ABSTRACT
The Scottish Crime Campus (SCC) represents a significant financial and political investment in policing organised crime and terrorism in Scotland. The ethos of physically co-locating high-policing agencies and promoting partnership working has been central to the SCC; however, the consequences for those agencies and actors not permanently based here have hitherto been overlooked. Based on mixed methods research this study considers the range of ‘outside’ partners who work with the core SCC-based agencies, and explores the consequences of these co-location arrangements for broader partnership working across this ‘new network’ of high policing. It finds that these 'outside' partners report a range of positive benefits from engaging with the SCC: from improvements in the quality and depth of partnership working to enhanced service delivery in their own work. The SCC has deepened collaboration between the crime campus-based agencies and those partners who directly participate, albeit in a more limited fashion, in these co-location arrangements. Partnership working with agencies fully ‘beyond’ the crime campus, however, is better characterised as co-operative, not collaborative. Extending collaboration further across this network would bring further benefits, but requires the addressing of boundary issues, including challenges of insularity and isolation, that can result from co-location.
Disclosure statement
No potential conflict of interest was reported by the author.
Notes
1 This approach reflects the same principles for assessing the effectiveness of partnership working as developed by Diamond (Citation2006).

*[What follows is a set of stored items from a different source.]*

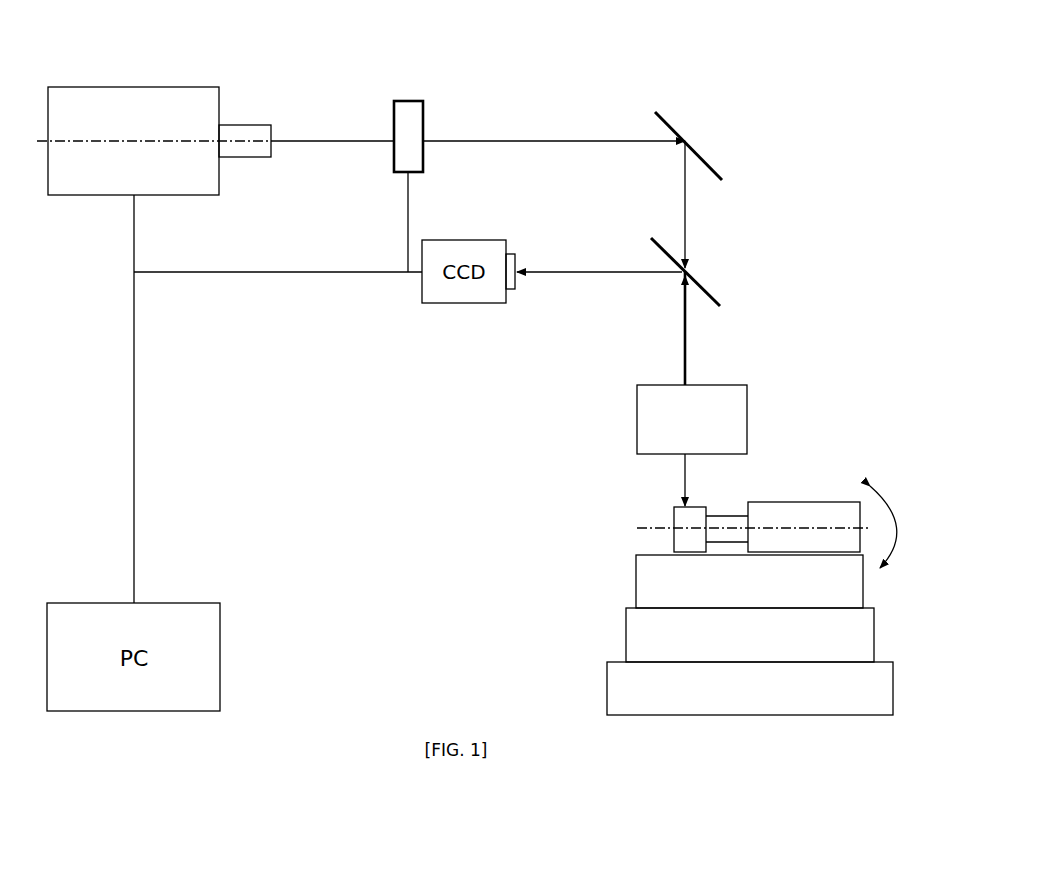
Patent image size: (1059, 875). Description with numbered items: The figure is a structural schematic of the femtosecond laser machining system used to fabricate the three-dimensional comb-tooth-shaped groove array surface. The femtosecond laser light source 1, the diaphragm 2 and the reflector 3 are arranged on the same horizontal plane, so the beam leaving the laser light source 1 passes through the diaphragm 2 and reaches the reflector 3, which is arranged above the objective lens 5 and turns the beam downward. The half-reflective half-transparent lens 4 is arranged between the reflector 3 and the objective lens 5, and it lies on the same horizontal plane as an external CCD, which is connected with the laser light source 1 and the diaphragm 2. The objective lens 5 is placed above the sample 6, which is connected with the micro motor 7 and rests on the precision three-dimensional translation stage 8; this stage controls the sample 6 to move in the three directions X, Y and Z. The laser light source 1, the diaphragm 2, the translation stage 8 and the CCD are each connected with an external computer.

The femtosecond laser light source 1 is at (117, 85).
The diaphragm 2 is at (396, 98).
The reflector 3 is at (706, 160).
The half-reflective half-transparent lens 4 is at (717, 290).
The objective lens 5 is at (737, 383).
The sample 6 is at (706, 507).
The micro motor 7 is at (838, 495).
The precision three-dimensional translation stage 8 is at (874, 632).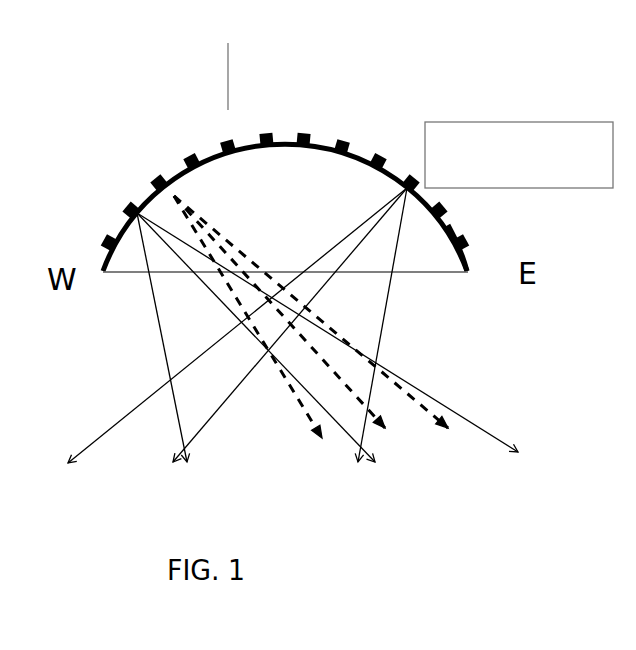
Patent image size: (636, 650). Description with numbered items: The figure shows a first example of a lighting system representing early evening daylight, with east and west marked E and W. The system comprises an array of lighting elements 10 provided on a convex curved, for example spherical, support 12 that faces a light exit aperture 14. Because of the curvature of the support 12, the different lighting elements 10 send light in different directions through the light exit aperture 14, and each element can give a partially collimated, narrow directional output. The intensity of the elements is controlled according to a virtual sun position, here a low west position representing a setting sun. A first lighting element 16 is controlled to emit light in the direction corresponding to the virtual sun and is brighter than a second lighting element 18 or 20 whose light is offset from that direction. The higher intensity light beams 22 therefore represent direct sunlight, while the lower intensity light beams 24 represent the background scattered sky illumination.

The lighting elements 10 is at (307, 132).
The support 12 is at (468, 266).
The light exit aperture 14 is at (417, 275).
The first lighting element 16 is at (158, 183).
The second lighting element 18 is at (125, 208).
The second lighting element 20 is at (410, 186).
The higher intensity light beams 22 is at (418, 410).
The lower intensity light beams 24 is at (217, 412).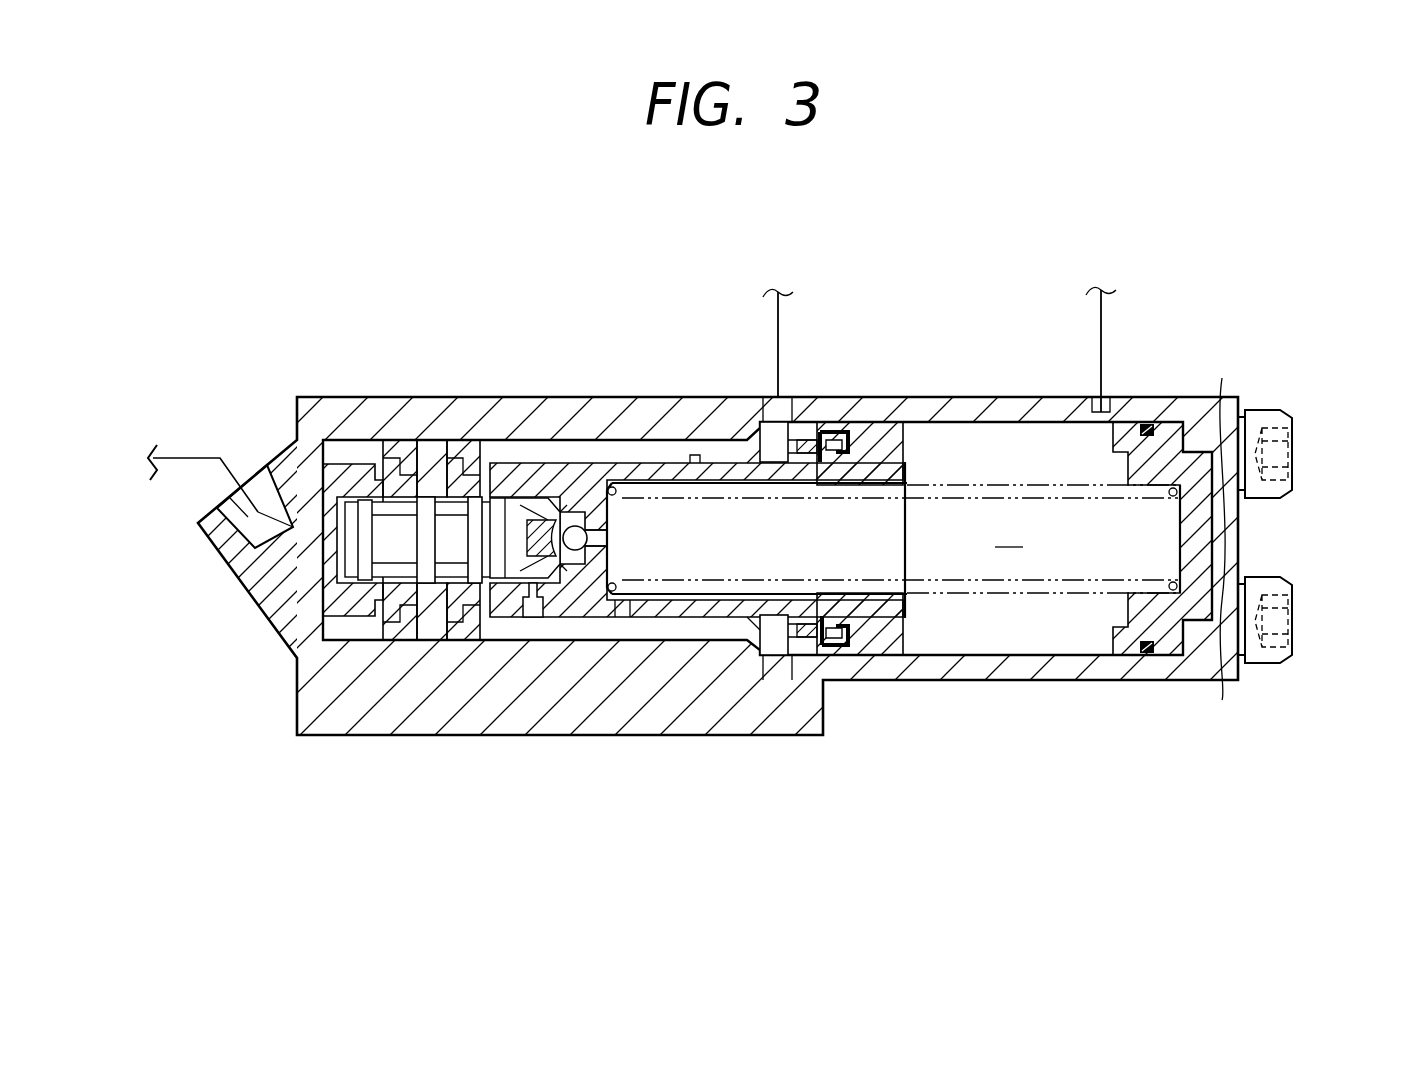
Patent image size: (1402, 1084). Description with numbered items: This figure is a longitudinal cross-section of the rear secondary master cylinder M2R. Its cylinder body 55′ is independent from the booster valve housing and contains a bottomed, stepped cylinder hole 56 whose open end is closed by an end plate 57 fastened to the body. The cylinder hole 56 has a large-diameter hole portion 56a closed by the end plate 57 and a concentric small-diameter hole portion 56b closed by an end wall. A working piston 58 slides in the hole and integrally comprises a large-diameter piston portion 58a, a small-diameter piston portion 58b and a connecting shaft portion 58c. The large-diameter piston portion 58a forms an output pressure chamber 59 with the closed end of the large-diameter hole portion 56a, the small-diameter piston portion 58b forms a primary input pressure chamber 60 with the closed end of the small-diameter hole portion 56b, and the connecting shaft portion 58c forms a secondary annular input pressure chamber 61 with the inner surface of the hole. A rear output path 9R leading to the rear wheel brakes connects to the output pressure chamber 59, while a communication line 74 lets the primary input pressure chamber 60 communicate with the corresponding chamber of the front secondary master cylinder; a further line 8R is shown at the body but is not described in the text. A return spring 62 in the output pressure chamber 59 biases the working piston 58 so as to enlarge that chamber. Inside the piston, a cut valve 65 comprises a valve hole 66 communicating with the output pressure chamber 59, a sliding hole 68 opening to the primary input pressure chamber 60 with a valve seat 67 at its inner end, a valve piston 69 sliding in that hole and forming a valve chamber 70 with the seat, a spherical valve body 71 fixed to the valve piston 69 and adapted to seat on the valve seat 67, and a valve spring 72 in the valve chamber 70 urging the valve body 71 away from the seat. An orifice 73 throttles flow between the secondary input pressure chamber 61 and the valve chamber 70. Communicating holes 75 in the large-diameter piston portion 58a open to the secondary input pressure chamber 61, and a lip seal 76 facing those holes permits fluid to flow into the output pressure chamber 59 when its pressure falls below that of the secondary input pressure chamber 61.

The rear secondary master cylinder M2R is at (373, 398).
The rear hydraulic line 8R is at (776, 318).
The rear output path 9R is at (1103, 325).
The cylinder body 55′ is at (513, 455).
The cylinder hole 56 is at (965, 397).
The large-diameter hole portion 56a is at (1010, 635).
The small-diameter hole portion 56b is at (505, 455).
The end plate 57 is at (1242, 533).
The working piston 58 is at (703, 626).
The large-diameter piston portion 58a is at (808, 420).
The small-diameter piston portion 58b is at (433, 640).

2 Reflecting the understandably opaque nature of much of the policing of terrorism and organised crime, and the ‘outsider’ status of the researcher, this list of agencies and actors was initially compiled by the SCC and forwarded to the researcher for subsequent dissemination of the survey instrument as deemed necessary. The researcher exercised control over the use, non-use, or supplementation of this list in this regard.
3 Adapting here the terminology previously used by Sheptycki (Citation2007b).
4 The Joint Terrorism Analysis Centre (JTAC), based at the Security Service headquarters at Thames House in London, is an illustrative example in this area (see Gill and Phythian, Citation2006, p. 51–52). Additionally, the processes of the ‘regionalisation’ of the Security Service presence across the UK has highlighted the value of proximal co-location of agencies engaged in counter-terrorism work (see Manningham-Buller Citation2007, p. 44–45; Gregory Citation2007, p. 186–187; Northcott Citation2007, p. 470–471; Intelligence and Security Committee Citation2013, p. 12–13). Considering co-location between agencies primarily responsible for national security and those who respond to organised crime, the Government Communications Headquarters (GCHQ) and the NCA operate a co-located Joint Operations Cell, which focuses on tackling online child sexual exploitation (GCHQ, Citation2015).
5 Including those undertaken in Scotland (see HMICS, Citation2007).
6 To provide some additional context nine respondents reported that they now communicate less frequently with the core SCC agencies.
7 Police reform in Scotland involved the delivery of the provisions in the Police and Fire Reform (Scotland) Act 2012, which amalgamated the eight territorial police forces in Scotland and specialist services of the Scottish Police Services Authority – including the Scottish Crime and Drug Enforcement Agency – into a single national police force. The 2012 Act also created the Scottish Police Authority, which was created to maintain policing in Scotland hold the new national force to account.
8 It is important to recognise that whilst nine respondents disagreed with the statement that the quality of partnership working had improved following the implementation of the crime campus, this does not necessarily mean that the situation has regressed; simply that it has not improved.
9 A view that would be contrary to Brodeur’s view (Citation2007) that the distinction between high and low policing is increasingly relevant in the post-9/11 period.
10 This conclusion resonates with the work of Lambert and Parsons (Citation2017). Drawing upon both academic research in London and professional experience Lambert and Parsons recognise the competing demands between high and low policing, and the requirement to reconcile any tensions between such approaches in furtherance of community-based counter-terrorism policing.